Silicon Valley Bank failure causes stress

Olivia Atkinson

Art by Kate Xia

After filing for bankruptcy on March 10, Silicon Valley Bank was purchased by First Citizens Bank from the Federal Deposit Insurance Corporation. First Citizens will now take over the sale of all SVB’s deposits and loans.

Days prior to filing for bankruptcy, SVB sold its government bonds and incurred a loss of $1.8 billion because of a significant increase in the interest rate of bonds at the time of the sale.

In addition to the issue with its bonds, Economics teacher Grant Blackburn said the bank failed due to faulty investment decisions.

“SVB collapsed largely because of bad risk management,” Blackburn said. “They should have looked at their balance sheet and realized they’re not well diversified. You don’t want to buy all of one asset, because if that asset does poorly, you’ve lost all your money.”

Senior Niklas Hagstroem, who said he became engrossed in researching the SVB failure after it happened, said SVB’s decision to invest in government bonds when interest rates were low was a poor decision because the bonds’ value decreased as interest rates went up. 

“The fundamental business concept was kind of risky,” Hagstroem said. “They gambled it all on red when red had been rolled four times in a row.”

According to Blackburn, SVB’s poor decisions have affected the entire community.

“There’s gonna be a lot of ripple effects,” Blackburn said. “Anybody that works for the bank, their future is unknown.”

Senior Samantha Lee’s parents banked with SVB and were among those impacted by the failure. Lee said her family was able to recoup its money but also said the event opened her eyes to the risks of depositing money in banks.

“I feel that (being aware about the economy) is important because I don’t know if people understand the implications (the SVB’s failure) could have had if the federal government hadn’t stepped in,” Lee said. “(There) could have been a recession, and that would have impacted us all.”

According to junior Roshan Nadhani, who made investments after the crash, SVB’s failure has deeper implications that extend beyond the company. He said in addition to the SVB employees who will lose their jobs, people working in other companies may face similar consequences.
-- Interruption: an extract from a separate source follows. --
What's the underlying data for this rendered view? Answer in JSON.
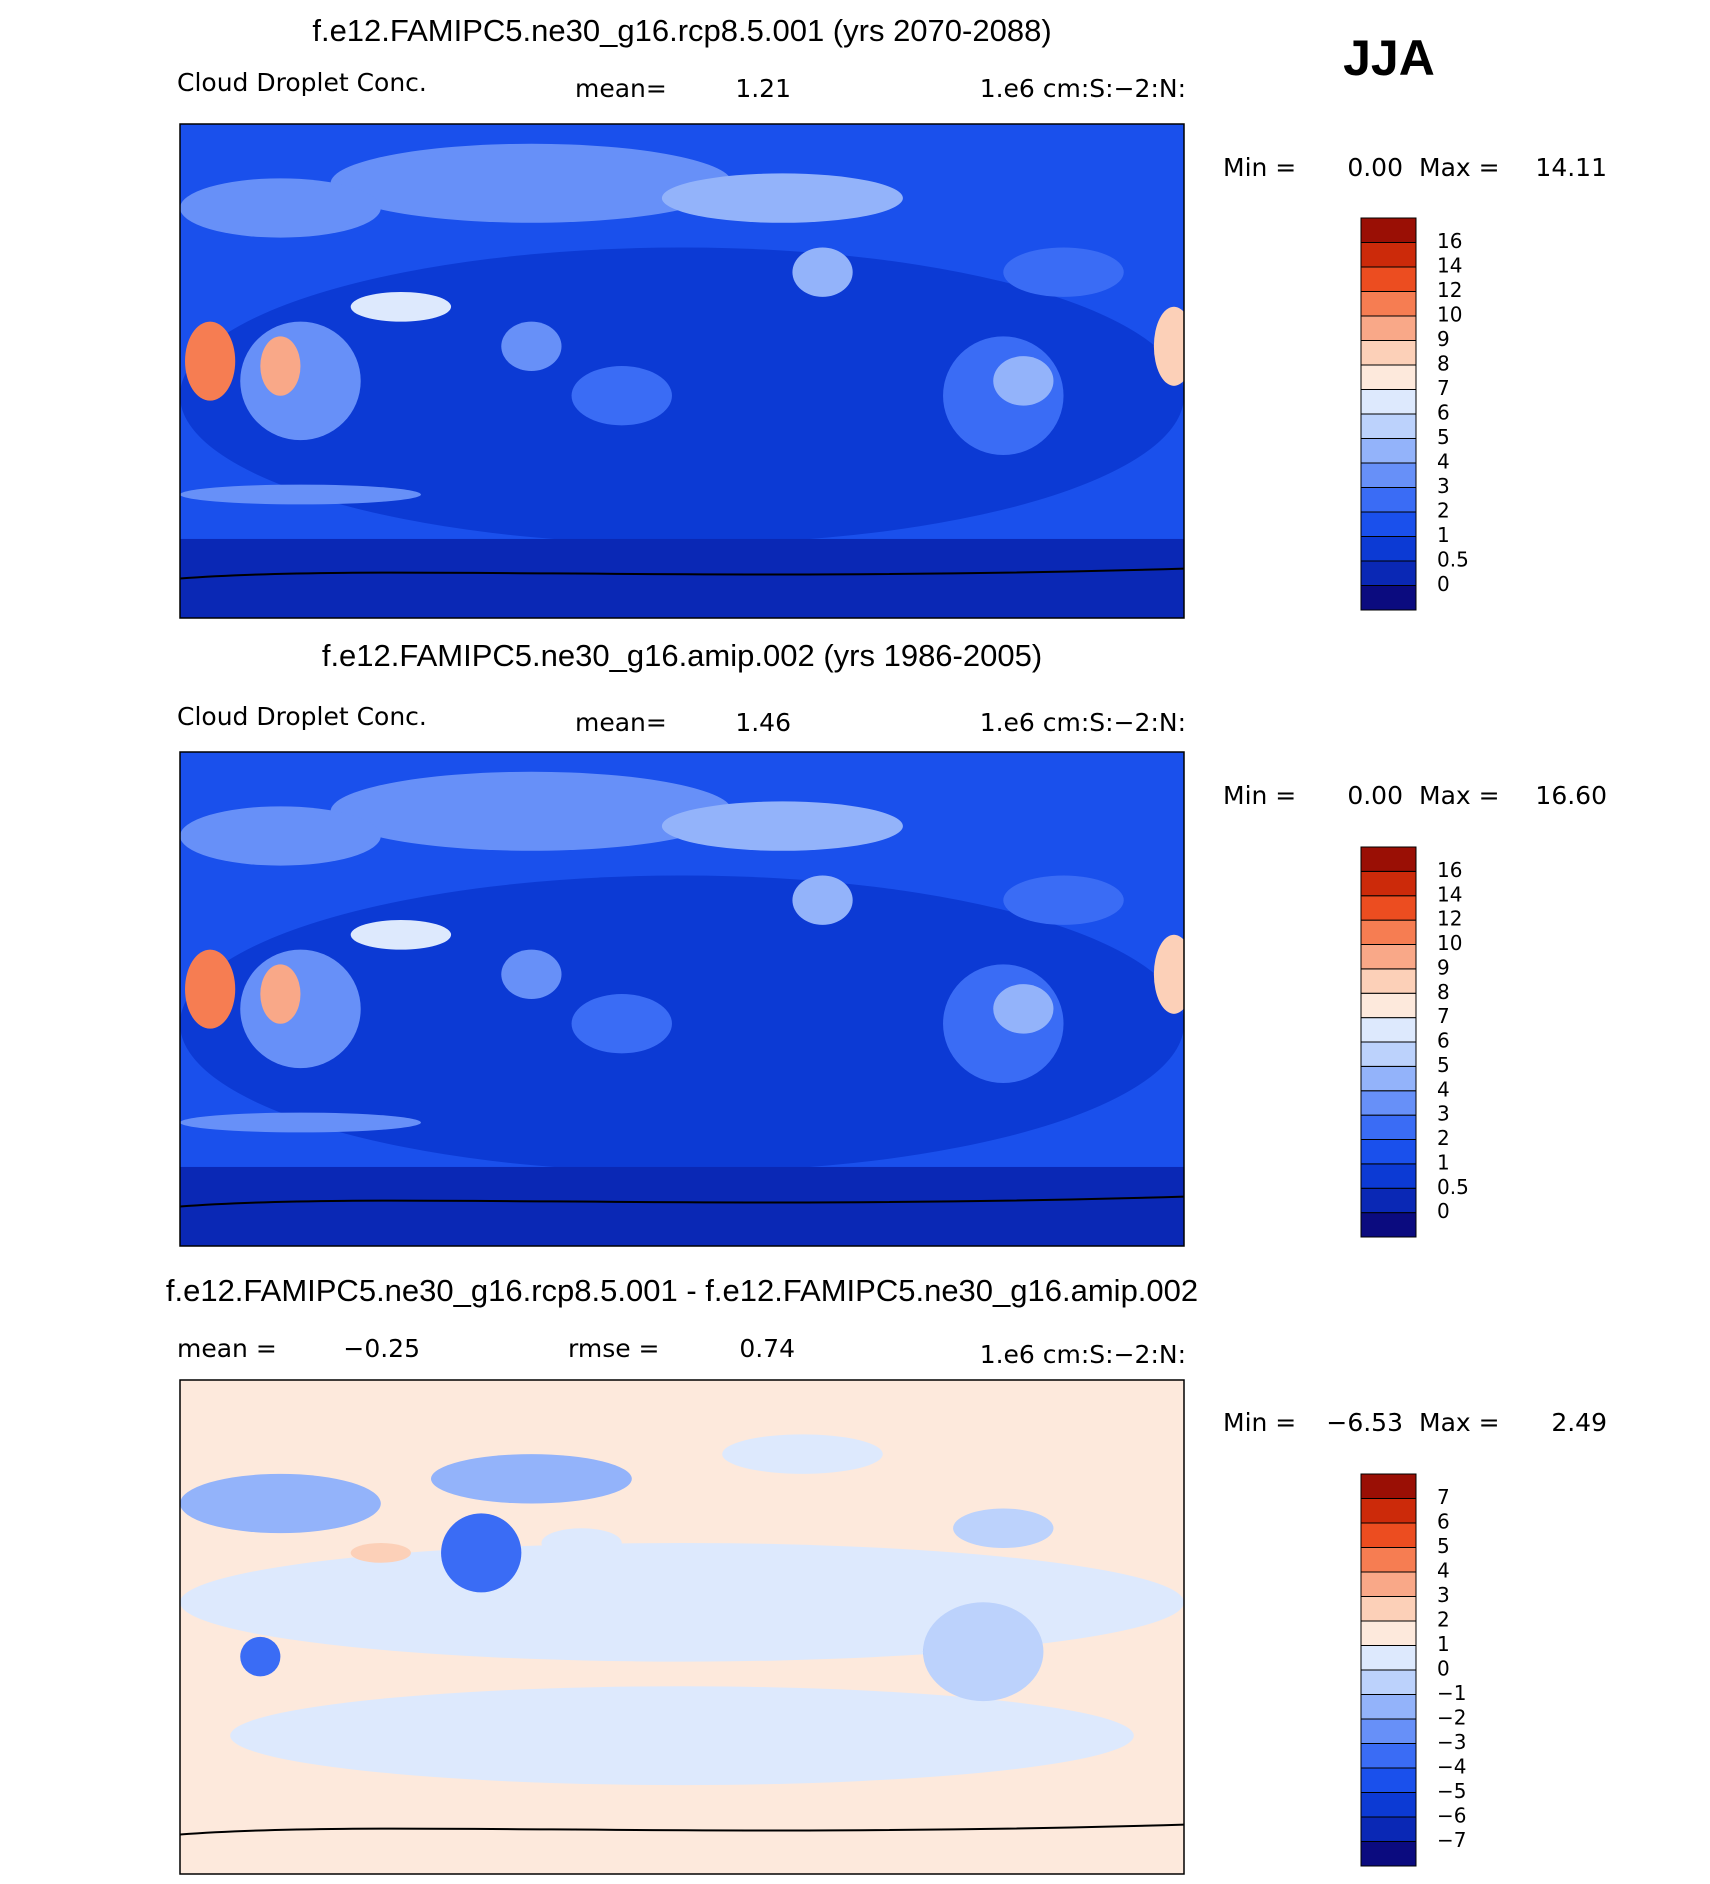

“A lot of companies are ready to lay off a lot of their employees just because they couldn’t pay them,” Nadhani said. “If you’re working at a startup, you’re worried that you won’t get paid or that you might get laid off because your company is worried that you might sue them.”

Nadhani said the SVB failure will also impact the community long term as people will likely shift to larger banks such as Citibank and JP Morgan because they have more stability.

In addition, Blackburn said SVB’s failure may make people more cautious about spending money.

“Their future is unknown,” Blackburn said. “And so whenever you’re in an unknown situation, you are immediately going to stop spending money (and) start saving money, and that’s going to have an impact on our economy.” 

Blackburn said SVB’s failure can teach people valuable lessons about financial literacy and help them become more aware of the economy.

Blackburn said, “If you understand how banks work, and how the FDIC works, then perhaps you’re going to make better decisions and not react fearfully.”